INFLAÇÃO: ACIMA DAS PIORES PREVISÕES
O ano de 2022 ficará para a História não pelo seu crescimento económico – de que o governo PS se vangloria, mas que ninguém sente –, mas pela alta taxa de inflação (com a média anual a fixar-se nos 7,8%) e pelos seus impactos na degradação do poder de compra de milhões de portugueses.
E ao contrário do que o governo PS, a Comissão Europeia e o Fundo Monetário Internacional (FMI) nos querem fazer crer, as subidas de preços dos bens e serviços não se circunscrevem apenas aos bens alimentares e produtos energéticos, mas fazem-se sentir em muitos outros, das rendas às obras de manutenção da habitação, à aquisição de equipamento doméstico, aos serviços de correios e telecomunicações, aos serviços bancários, de refeições e alojamento, etc.

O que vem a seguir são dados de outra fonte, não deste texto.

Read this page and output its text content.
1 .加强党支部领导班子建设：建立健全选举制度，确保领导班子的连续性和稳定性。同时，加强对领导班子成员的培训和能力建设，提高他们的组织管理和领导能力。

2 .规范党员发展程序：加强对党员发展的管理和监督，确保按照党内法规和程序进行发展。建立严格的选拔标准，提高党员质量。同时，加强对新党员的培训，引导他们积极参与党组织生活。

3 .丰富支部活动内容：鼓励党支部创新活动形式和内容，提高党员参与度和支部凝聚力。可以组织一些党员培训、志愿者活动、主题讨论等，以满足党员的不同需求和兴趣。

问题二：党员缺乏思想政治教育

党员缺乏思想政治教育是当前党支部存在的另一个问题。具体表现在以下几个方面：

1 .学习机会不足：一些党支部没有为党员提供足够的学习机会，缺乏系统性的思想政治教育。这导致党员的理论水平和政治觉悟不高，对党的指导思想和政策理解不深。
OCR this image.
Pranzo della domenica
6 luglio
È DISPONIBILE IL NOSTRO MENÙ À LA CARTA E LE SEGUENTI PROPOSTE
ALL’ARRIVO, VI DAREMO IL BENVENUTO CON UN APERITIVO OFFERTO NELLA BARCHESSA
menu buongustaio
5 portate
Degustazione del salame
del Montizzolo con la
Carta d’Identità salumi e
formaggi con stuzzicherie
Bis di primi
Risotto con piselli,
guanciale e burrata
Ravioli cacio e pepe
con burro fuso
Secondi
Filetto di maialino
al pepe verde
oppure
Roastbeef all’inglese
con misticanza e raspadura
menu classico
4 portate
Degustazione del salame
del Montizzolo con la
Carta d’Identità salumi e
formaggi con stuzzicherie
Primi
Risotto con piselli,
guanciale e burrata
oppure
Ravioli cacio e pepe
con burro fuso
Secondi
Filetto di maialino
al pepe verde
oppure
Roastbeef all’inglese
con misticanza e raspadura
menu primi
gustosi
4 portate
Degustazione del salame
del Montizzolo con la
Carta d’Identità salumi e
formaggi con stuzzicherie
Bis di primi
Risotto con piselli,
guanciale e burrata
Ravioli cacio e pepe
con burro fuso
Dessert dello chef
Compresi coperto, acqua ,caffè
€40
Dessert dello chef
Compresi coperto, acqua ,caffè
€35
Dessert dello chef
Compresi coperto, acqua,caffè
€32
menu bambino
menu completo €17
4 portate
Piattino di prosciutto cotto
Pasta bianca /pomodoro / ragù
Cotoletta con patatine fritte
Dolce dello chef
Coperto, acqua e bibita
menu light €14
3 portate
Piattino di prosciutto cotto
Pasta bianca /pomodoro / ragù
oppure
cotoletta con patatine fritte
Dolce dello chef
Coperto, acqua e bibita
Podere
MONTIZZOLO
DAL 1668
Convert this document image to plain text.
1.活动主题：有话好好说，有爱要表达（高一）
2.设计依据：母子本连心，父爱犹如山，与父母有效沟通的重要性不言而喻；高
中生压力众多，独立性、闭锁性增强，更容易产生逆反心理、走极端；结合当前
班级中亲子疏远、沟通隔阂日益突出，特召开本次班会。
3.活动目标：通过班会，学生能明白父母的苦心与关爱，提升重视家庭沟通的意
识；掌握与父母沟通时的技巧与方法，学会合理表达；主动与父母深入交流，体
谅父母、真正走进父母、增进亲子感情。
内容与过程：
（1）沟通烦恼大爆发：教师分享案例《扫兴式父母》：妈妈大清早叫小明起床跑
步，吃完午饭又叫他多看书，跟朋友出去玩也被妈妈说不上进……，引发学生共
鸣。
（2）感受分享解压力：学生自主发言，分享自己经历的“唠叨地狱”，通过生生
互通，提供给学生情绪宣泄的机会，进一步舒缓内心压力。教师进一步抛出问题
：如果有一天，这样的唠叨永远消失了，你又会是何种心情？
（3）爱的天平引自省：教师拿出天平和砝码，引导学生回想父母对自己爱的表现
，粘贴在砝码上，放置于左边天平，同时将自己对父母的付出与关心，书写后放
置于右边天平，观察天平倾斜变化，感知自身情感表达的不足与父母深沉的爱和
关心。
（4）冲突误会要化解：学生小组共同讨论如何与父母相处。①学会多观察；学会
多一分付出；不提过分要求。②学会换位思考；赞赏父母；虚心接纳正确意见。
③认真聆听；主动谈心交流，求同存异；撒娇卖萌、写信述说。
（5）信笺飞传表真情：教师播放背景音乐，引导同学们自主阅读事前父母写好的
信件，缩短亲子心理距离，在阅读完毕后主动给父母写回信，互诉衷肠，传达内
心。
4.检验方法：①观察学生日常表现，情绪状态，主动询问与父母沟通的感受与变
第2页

Se nada for feito através da valorização dos salários e das pensões, que permita aumentar o poder de compra, Portugal corre o risco de conhecer um novo acentuar do desequilíbrio na distribuição da riqueza, em que quem trabalha tem uma fatia cada vez menor do rendimento nacional.
Em termos comparativos, vale a pena recordar que as mais recentes previsões da inflação para 2023 são do Banco de Portugal e do FMI e apontam para um valor anual de 5,8%, enquanto o governo previu, no Orçamento de Estado para 2023, “apenas” 4%. Ora, tendo em conta que a inflação anualizada em Janeiro se situou nos 8,5%, alguém acredita (além do governo PS) que baixe para os 4% em Dezembro?